Quando o primeiro teaser da nova série da Netflix foi lançado, há alguns meses, rapidamente uma polêmica se levantou e vários usuários “ameaçaram” cancelar a assinatura do streaming. Os argumentos: ataque às pessoas brancas, segregação causada pelos próprios negros, vitimismo e, claro, o famigerado “racismo inverso”. E é justamente disso (mas não só) que “Cara Gente Branca” trata: por que a luta contra preconceito racial e étnico incomoda tanto quem nunca sofreu com ele?
A história tem como personagem principal Samantha White, que lidera um grupo de alunos negros de uma universidade da elite norte-americana, frequentada quase exclusivamente por pessoas brancas. Além dela, outros 5 personagens têm destaque na série e, apesar de suas particularidades, são alegorias e representam alguns do principais problemas enfrentados por pessoas negras em uma sociedade que os silencia e acoberta o racismo.
Crítica de “Dear White People”
Racismo institucionalizado
O racismo silencioso e explícito causa desconforto o tempo inteiro na série – e talvez seja esse um dos grandes trunfos de “Cara Gente Branca”. Apesar do clima juvenil de séries sobre estudantes universitários, os alívios cômicos são constantemente interrompidos por demonstrações de racismo velado e de como ele afeta os personagens.
E o problema é mostrado nos mais diversos níveis: da garota que usa peruca para cobrir o cabelo na esperança de ficar mais parecida com as colegas e, assim, ser aceita no grupo, a uma das aulas de história em que a única pessoa negra presente é pressionada para dar sua opinião sobre a escravidão e dilemas mais profundos: “Nessa sociedade, uma pessoa negra precisa se provar 110% boa o tempo inteiro, ela precisa ser perfeita para ser considerada igual”, questiona um dos personagens.
E é claro que, nesse contexto, o “racismo inverso” também é colocado em pauta. Enquanto o grupo mais influente de alunos brancos se manifesta “contra o sistema” por meio de sátiras em uma revista publicada no campus, a manifestação dos grupos de alunos negros é muito mais dura, severa e crítica – e vista como violenta. Por isso, é claro, eles são acusados de serem os próprios causadores da segregação racial que a universidade vive, além de serem, quase sempre, responsabilizados por qualquer bagunça.
Em uma passagem chocante, numa discussão entre dois alunos, um negro e um branco, a polícia interfere e nem é necessário dizer qual deles precisa responder perguntas e provar que é aluno da instituição.

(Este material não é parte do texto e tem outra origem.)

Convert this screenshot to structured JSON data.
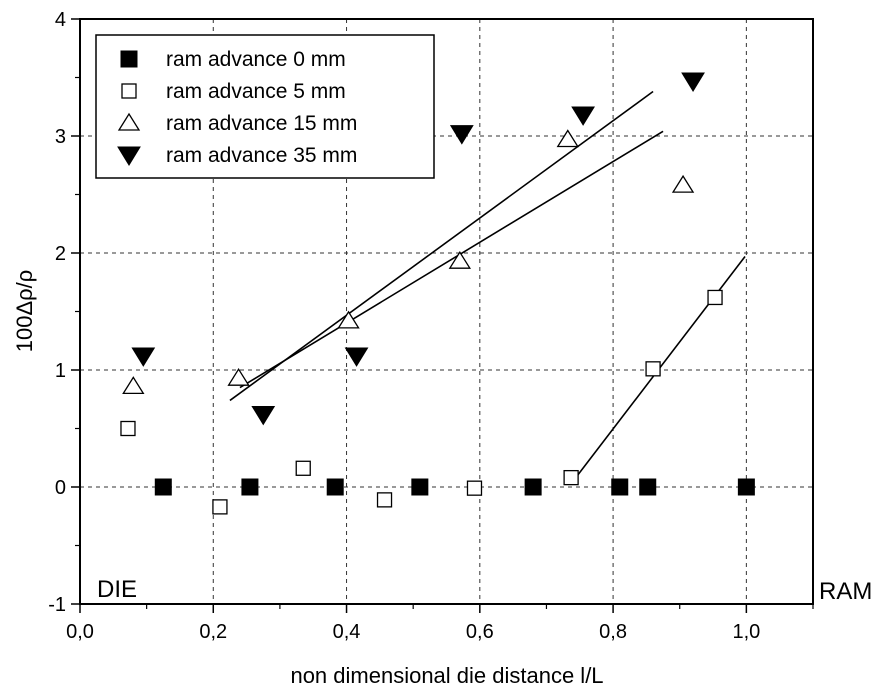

Cisões dentro do movimento negro
Um dos pontos altos da série é mostrar que o movimento negro não é um só. Dentro do próprio grupo, são diversas as subdivisões que, além de atuarem em frente diferentes, muitas vezes não concordam entre si e batem de frente. A própria Samantha, que tem os olhos claros e traços finos devido a sua etnia miscigenada, é questionada por outra garota – com a pele mais escura e traços étnicos mais marcantes, ela é vista de forma completamente diferente pela sociedade.
Lugar de fala
Outro ponto interessante é o relacionamento de Samantha com Gabe, que é branco. O romance já causa controvérsia dentro do grupo liderado por ela, mas tudo fica ainda mais delicado quando Gabe passa a frequentar algumas das reuniões. Sendo a única pessoa branca no meio, é difícil para ele encontrar seu lugar de fala e, apesar de ser o “descontruidão”, ainda mostra que nem toda a empatia do mundo é capaz de fazer alguém se sentir completamente na pele do outro.
Rápida de assistir – boa para uma maratona de final de semana –, “Cara Gente Branca” tem apenas 10 episódios de cerca de 25 minutos, mas levanta questões que poderiam se desdobrar por muitos mais episódios. Ao longo da história, a exploração do tema vai ficando mais densa e são tantos os exemplos que validam e legitimam a luta contra o racismo que vale refletir qual é o nosso papel nesse cenário e de que forma estamos lidando com o problema.
Vindo na carona de “13 Reasons Why”, “Cara Gente Branca” também levanta problemas primordiais que afetam direta e profundamente quem é alvo de discriminação – fora e dentro de seu próprio grupo – e questiona os tipos de relacionamentos que construímos, mesmo quando achamos que não fazemos parte do problema.